The 2012 budget calls for continuation of the Transportation Investments Generating Economic Recovery Program (TIGER) with $2 billion in funding, then replacement of the TIGER program with the NIB, funded at $5 billion per year during the six years of the surface transportation authorization bill. This new account would fund multi-modal projects identified as having significant regional and national impact.

Full funding to implement the surface transportation plan is unlikely. But the plan puts the issues on the table for discussion. Perhaps the most fundamental dispute in Congress concerning transportation is the need for public transit. Federal funds provide significant support to airports, highways, ports and other infrastructure that strengthens our national commercial interests. Although funding for these areas also is debated, there is typically widespread support for expansion and maintenance.
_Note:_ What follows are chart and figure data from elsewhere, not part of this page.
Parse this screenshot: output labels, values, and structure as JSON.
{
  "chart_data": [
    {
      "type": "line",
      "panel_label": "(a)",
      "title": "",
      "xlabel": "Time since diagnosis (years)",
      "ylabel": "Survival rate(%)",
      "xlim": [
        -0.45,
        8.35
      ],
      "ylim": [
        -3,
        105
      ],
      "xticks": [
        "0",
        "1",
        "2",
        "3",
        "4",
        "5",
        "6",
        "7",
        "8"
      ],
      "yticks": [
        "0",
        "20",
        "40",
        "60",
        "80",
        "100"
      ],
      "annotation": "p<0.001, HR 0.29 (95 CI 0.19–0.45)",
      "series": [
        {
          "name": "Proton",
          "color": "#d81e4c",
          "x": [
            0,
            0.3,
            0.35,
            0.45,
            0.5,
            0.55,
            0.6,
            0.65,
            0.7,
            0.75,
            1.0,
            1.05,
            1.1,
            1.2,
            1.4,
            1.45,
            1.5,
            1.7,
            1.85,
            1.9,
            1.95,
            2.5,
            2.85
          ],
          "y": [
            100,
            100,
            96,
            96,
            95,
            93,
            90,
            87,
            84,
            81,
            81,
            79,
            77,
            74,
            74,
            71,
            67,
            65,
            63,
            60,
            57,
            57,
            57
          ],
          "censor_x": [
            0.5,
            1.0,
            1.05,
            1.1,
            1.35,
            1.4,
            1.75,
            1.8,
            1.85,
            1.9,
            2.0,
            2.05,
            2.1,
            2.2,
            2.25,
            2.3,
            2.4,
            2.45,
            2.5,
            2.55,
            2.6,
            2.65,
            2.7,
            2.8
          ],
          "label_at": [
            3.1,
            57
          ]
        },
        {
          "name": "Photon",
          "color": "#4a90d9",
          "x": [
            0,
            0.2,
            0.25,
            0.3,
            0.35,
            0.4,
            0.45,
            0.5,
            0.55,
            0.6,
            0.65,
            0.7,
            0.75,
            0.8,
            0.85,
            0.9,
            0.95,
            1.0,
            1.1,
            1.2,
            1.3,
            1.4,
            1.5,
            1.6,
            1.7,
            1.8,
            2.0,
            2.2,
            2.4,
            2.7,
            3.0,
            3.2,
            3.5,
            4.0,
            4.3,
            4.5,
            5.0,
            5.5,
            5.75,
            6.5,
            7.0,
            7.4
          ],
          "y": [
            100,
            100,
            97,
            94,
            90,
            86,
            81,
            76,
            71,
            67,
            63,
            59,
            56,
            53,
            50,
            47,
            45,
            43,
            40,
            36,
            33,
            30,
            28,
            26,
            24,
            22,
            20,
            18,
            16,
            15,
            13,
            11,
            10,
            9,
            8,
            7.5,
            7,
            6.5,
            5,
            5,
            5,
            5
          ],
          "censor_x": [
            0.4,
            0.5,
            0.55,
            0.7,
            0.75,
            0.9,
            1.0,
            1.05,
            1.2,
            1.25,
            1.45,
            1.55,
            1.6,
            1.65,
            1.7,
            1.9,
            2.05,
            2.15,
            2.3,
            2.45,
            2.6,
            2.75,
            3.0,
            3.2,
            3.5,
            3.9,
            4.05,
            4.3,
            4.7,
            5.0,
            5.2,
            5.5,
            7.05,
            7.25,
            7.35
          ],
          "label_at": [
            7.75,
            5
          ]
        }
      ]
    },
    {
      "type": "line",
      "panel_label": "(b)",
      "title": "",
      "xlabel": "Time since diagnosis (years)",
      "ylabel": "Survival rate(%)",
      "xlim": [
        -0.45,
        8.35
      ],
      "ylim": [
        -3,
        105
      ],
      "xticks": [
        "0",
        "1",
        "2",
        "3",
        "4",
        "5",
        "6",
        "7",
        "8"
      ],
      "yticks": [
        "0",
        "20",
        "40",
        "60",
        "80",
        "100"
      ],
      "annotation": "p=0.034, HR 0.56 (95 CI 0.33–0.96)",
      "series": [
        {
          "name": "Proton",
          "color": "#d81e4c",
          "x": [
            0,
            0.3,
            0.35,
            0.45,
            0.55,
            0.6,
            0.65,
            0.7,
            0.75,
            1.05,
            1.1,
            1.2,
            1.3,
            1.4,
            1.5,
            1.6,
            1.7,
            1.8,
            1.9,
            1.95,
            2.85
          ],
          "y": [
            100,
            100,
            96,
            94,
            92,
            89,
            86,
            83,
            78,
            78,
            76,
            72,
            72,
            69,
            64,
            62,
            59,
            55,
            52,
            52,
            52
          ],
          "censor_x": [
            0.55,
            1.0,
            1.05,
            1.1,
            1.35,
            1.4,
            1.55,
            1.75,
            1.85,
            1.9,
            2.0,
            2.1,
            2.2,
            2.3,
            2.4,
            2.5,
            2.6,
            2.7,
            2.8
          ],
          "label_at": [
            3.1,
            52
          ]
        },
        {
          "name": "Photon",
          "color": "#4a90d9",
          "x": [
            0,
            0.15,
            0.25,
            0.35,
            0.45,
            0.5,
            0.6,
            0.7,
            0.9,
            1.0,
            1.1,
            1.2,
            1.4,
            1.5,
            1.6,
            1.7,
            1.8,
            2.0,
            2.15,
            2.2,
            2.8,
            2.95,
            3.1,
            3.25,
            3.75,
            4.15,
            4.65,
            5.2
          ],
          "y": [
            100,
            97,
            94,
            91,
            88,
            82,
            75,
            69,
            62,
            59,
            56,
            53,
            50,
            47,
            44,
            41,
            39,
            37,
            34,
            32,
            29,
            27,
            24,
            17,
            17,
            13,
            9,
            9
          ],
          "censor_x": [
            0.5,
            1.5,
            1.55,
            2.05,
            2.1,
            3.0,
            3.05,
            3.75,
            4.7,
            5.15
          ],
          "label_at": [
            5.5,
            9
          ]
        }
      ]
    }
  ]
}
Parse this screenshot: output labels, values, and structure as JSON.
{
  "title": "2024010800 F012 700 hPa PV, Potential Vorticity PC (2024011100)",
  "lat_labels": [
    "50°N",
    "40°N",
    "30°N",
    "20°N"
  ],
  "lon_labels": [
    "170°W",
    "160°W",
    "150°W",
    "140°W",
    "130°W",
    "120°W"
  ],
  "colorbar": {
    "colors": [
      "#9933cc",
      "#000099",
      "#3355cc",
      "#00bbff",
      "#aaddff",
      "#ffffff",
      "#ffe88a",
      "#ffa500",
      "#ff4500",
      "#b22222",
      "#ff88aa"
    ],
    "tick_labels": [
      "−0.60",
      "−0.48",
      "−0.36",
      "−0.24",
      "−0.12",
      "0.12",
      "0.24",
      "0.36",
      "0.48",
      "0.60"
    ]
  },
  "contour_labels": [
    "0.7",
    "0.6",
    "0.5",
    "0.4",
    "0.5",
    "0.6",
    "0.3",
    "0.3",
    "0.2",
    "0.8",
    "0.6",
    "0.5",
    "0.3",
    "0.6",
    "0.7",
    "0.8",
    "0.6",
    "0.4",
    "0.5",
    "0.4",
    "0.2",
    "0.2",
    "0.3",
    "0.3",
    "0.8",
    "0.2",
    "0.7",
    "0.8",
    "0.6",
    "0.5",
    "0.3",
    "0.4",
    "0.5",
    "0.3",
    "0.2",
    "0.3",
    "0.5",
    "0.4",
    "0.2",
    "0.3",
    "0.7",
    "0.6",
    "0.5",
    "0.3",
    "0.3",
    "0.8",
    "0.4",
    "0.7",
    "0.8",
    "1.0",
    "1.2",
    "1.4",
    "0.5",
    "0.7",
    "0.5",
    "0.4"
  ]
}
Do some lawmakers view transit in a different light, seeing transit as not as crucial to commerce as other transportation elements? Based on past votes, it appears the answer is yes. Some members of Congress would like to leave transit funding entirely to local governments and private enterprise. Unfortunately, sales and property tax revenues are insufficient for states and municipalities to be the principal supporters of transit systems, an unsustainable obligation when tax revenues were strong.

Strong transit systems add efficiency within cities. A high-speed rail network, connecting city centers, reduces travel times and airport loads. Reducing foreign oil dependence and greenhouse gas reductions are also real outcomes of a shift to more utilization of public transit. Funding to reach these goals should be a national priority, with responsibility to implement at the local level.